Gdyby tajwańskie fabryki przestały pracować, w kolejnym roku dostępność mocy obliczeniowej spadłaby o 37%. Wpływ takiej sytuacji na światową gospodarkę byłby katastrofalny[…] Produkcja wszelkiego rodzaju produktów, od samolotów i samochodów po kuchenki mikrofalowe i maszyny produkcyjne, miałaby ogromne opóźnienie[…] Drastycznie zwolniłby wzrost wydajności centrów danych. Ucierpiałyby zwłaszcza serwery, na których działają algorytmy AI, ponieważ są uzależnione od produkowanych na Tajwnie chipów takich firm jak Nvidia i AMD.

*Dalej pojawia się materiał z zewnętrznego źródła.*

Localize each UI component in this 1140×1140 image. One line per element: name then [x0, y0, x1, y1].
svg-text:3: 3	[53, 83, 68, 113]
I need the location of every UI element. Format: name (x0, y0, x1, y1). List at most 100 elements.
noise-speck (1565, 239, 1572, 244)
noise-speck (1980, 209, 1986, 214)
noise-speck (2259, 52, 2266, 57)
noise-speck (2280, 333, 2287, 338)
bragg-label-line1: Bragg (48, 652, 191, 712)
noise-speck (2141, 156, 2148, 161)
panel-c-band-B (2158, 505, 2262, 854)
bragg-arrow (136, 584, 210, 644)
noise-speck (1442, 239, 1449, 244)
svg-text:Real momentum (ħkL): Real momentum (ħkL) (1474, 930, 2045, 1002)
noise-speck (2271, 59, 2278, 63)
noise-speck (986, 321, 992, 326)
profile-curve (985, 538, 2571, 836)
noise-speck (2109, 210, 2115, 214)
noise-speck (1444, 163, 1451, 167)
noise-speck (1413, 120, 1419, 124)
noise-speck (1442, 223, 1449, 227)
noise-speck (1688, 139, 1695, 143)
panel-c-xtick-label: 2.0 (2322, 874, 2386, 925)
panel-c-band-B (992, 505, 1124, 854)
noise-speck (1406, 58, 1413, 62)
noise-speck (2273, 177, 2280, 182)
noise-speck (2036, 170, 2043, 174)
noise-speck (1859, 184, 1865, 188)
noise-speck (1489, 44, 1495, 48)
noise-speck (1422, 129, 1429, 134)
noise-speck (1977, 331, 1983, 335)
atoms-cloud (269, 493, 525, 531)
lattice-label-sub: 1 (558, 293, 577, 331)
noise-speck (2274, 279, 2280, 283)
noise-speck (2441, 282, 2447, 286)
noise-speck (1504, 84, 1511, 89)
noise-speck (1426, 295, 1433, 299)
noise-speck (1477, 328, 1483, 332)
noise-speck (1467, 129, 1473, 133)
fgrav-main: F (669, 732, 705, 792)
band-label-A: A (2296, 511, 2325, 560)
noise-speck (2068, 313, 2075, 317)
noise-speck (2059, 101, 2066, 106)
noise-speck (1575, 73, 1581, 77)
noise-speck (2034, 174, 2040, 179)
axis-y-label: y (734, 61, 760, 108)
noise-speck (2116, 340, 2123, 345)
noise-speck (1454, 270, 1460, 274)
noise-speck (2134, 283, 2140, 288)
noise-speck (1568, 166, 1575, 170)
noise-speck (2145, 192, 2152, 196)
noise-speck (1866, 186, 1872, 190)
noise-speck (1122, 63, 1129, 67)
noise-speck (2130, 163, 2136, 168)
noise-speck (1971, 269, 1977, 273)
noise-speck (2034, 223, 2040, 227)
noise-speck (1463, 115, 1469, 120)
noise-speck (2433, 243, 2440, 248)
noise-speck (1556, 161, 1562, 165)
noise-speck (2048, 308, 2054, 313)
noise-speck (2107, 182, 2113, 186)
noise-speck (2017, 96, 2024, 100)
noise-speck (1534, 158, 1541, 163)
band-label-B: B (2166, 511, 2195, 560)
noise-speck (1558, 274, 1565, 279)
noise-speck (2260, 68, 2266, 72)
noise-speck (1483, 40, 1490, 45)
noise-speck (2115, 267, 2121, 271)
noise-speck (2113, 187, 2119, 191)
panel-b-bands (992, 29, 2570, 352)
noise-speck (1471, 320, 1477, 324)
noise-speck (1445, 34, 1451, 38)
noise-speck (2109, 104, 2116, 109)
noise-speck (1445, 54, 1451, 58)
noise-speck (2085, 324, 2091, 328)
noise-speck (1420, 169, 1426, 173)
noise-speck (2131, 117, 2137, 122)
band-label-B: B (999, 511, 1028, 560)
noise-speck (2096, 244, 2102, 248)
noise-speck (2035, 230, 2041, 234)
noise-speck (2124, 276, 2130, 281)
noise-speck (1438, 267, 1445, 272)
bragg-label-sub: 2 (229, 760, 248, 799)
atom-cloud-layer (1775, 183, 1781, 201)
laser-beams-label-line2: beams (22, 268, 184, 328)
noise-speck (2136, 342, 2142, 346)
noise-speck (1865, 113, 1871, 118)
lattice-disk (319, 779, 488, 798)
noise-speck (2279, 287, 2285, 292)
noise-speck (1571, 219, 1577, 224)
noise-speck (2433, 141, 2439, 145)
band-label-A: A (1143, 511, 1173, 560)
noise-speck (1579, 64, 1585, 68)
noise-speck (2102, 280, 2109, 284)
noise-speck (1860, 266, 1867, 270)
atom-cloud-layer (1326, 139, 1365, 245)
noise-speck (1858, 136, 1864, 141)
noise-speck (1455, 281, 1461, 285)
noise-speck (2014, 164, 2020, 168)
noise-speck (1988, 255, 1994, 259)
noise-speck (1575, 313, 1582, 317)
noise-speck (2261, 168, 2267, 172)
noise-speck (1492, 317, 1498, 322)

Gdy mówi się o sztucznej inteligencji w kontekście armii, od razu przed oczami stają obrazy zabójczych robotów, ale istnieje wiele obszarów, w których uczenie maszynowe może ulepszyć systemy wojskowe. Konserwacja prognozowana – przewidywanie, kiedy maszyny wymagają naprawy – już teraz pomaga utrzymywać samoloty na niebie i statki na morzu. Sonary łodzi podwodnych wyposażone w sztuczną inteligencję lub analiza obrazów satelitarnych z jej wykorzystaniem pozwalają dokładniej identyfikować zagrożenia. Szybciej można projektować nowe systemy uzbrojenia. Bomby i pociski dokładniej trafiają w cele, zwłaszcza te które się poruszają. Autonomiczne maszyny – latające, pływające i jeżdzące – już uczą się manewrować, identyfikować wrogów i ich niszczyć – Od rojów autonomicznych dronów po niezauważalne bitwy w cyberpstrzeni i całym widmie fal elektromagnetycznych – przyszłośc wojen będzie definiowana przez moc obliczeniową – Kraj, który będzie potrafił przetworzyć więcej zer i jedynek, zdobędzie również zasadniczą przewagę militarną.